Goldman Sachs pays well, but it doesn’t pay nearly as well as it used to. Average compensation per head at the bank is on track to reach $425k this year, but in 2007 the bank paid an average of $661k. It’s the same story elsewhere: UBS paid its investment bankers CHF475k in 2008 and is on track to pay CHF350k in 2013, for example.
Worse, and as yesterday’s banking report from McKinsey & Co highlighted, pay is likely to fall further in future. Compensation costs are falling, but the costs of technology and infrastructure are rising. Technology and infrastructure costs are inflexible: banks have to keep spending on them if they want to stay in the game. Something has to give. And that thing is compensation.
Accordingly, as banks look around for ways of targeting reduced compensation more effectively, they are focusing on new concepts. The words from McKinsey’s report that should strike fear into every thinking investment banker are, ‘seat value.’
‘The next stage is to better identify value created by incremental profits generated, rather than the “value of the seat” of the underlying franchise, with pay-out ratios recalibrated accordingly….A disproportionate fraction of value created goes to producers, with insufficient differentiation between true value creation and the “value of the seat.”
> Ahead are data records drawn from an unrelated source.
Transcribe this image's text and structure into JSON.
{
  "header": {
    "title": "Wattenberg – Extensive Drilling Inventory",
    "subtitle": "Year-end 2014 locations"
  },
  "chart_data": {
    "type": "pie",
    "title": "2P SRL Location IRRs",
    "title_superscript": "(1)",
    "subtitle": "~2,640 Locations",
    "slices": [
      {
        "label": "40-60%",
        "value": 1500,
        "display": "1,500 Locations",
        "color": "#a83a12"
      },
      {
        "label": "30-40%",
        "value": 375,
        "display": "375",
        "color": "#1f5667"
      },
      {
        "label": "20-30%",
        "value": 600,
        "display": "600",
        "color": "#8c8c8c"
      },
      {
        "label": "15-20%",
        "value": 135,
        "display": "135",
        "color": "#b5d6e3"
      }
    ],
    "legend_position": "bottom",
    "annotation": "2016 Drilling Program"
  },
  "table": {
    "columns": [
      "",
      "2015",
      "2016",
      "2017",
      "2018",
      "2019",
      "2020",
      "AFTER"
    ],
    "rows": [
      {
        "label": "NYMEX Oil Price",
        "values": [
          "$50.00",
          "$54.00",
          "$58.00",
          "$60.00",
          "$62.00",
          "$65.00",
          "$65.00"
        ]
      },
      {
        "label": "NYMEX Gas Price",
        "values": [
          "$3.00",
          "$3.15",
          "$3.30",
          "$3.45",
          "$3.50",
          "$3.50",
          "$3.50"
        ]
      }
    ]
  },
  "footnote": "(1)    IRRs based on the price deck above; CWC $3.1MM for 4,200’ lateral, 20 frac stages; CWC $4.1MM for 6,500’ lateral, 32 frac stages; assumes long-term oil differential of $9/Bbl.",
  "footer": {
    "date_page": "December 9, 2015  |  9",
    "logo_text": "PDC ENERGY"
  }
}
From now on, therefore, banks need to differentiate between the revenues that a monkey in a seat could generate and the revenues that an intelligent banker in the same position might bring in. Pay should be based upon that differential. It’s about distinguishing alpha from beta, says Jon Terry, compensation consultant at PWC: “How much of the profit generated by an individual is due to the franchise of the firm and how much is due to personal franchise and personal ability?”